When I first watched “The World of Tomorrow,” I fell in love with Emily Prime. This adorable little child trusted, beyond a shadow of a doubt. She genuinely wanted to share her life with this total stranger who happens to be a clone of Emily from 227 years in the future. One of my favorite moments in this short film is when Clone Emily (as I will refer to the clone in the rest of this post) talks to Child Emily about the technological advances of the future (or, it could be argued, regressions) and Child Emily just wants to show Clone Emily her pretty toy cars. “Vroom, vroom!” Too often we focus on the negative in the world. This film teaches us to appreciate the little things—every once in a while, we need to be like Child Emily, and play with our toy cars, and say what’s really on our minds.

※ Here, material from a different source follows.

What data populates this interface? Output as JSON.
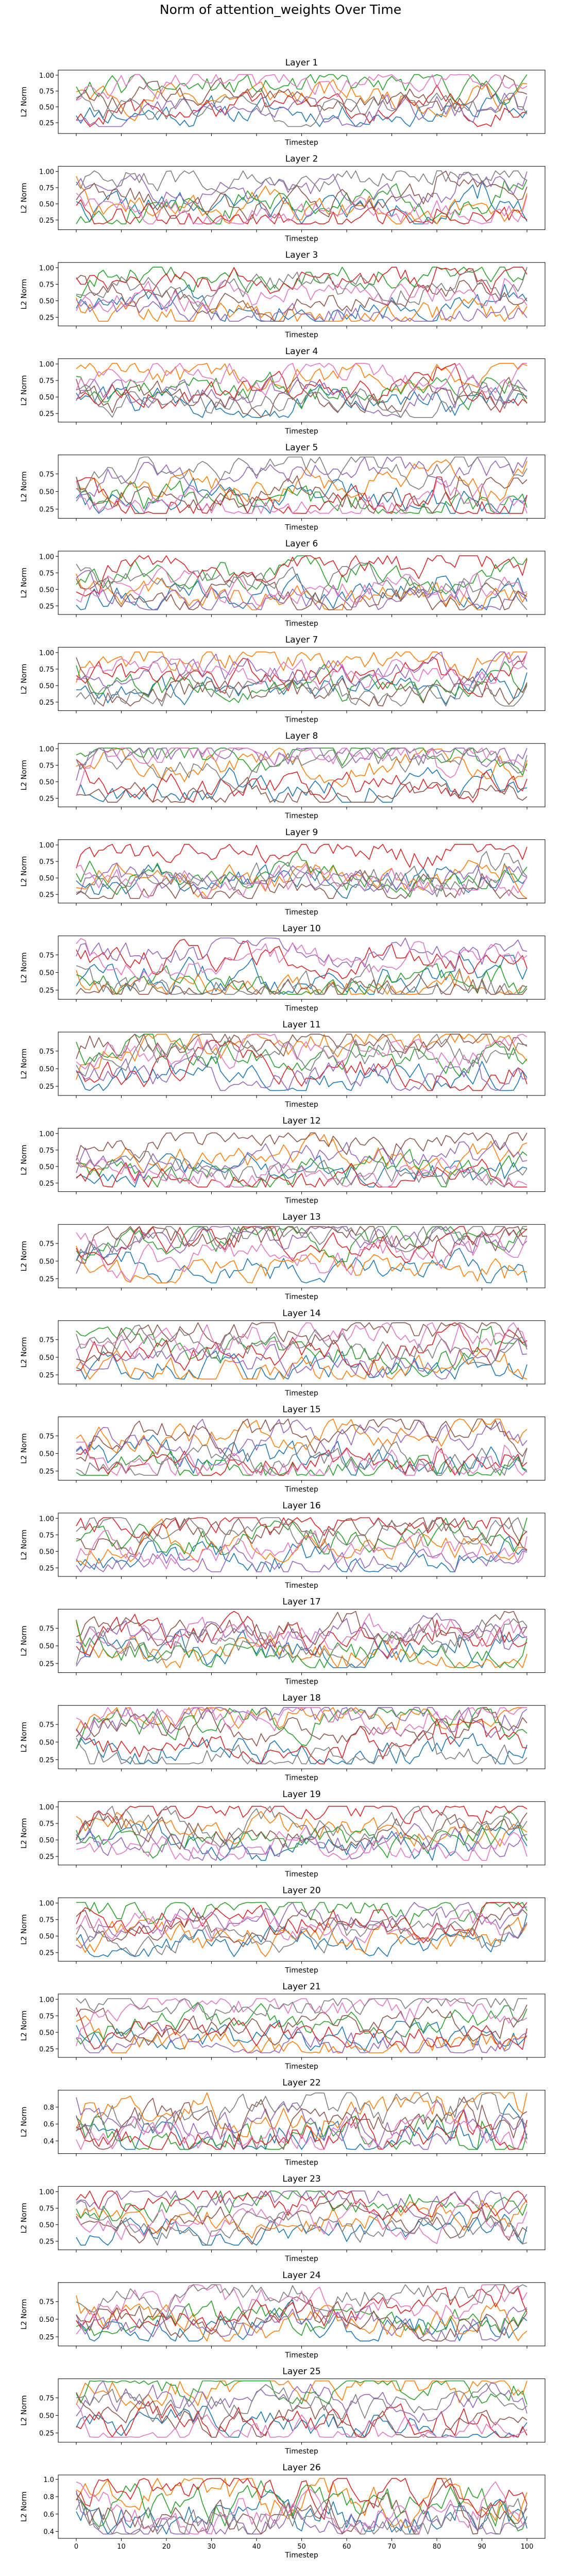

I find it really interesting that, in this future, emotions are viewed as hassles, something that should be repressed or non-existent, and society is so obsessed with immortality that they are willing to lock their subconsciousness in a small cube that seems more like a torture device than an everlasting paradise. It even gets to the point where the end of the world is near, and it is discussed like its just another day.
It should be noted that, even though everyone knows the end of the world is coming in this futuristic society, instead of choosing to spend their final days being present with their loved ones, they choose to send their cubed-up consciousnesses into the ether. Where is the loving presence that Child Emily fosters? Where is the adventure, or fun? Clone Emily views love as a chore, not as something that is treasured. I have watched this short film several times, and I’ve made the realization that we are not too far off from the world that Clone Emily comes from. Social media and other technological innovations are starting to de-sensitize us to situations and make us apathetic towards the world and events happening in it. While we may be far off from being able to instantly watch any place or event in time like Clone Emily’s world can, we don’t seem too far off from throwing love away like it is something that can be evolved past. Being a kid again doesn’t sound that bad anymore.
Now, if you’ll excuse me, I have some toy cars to play with.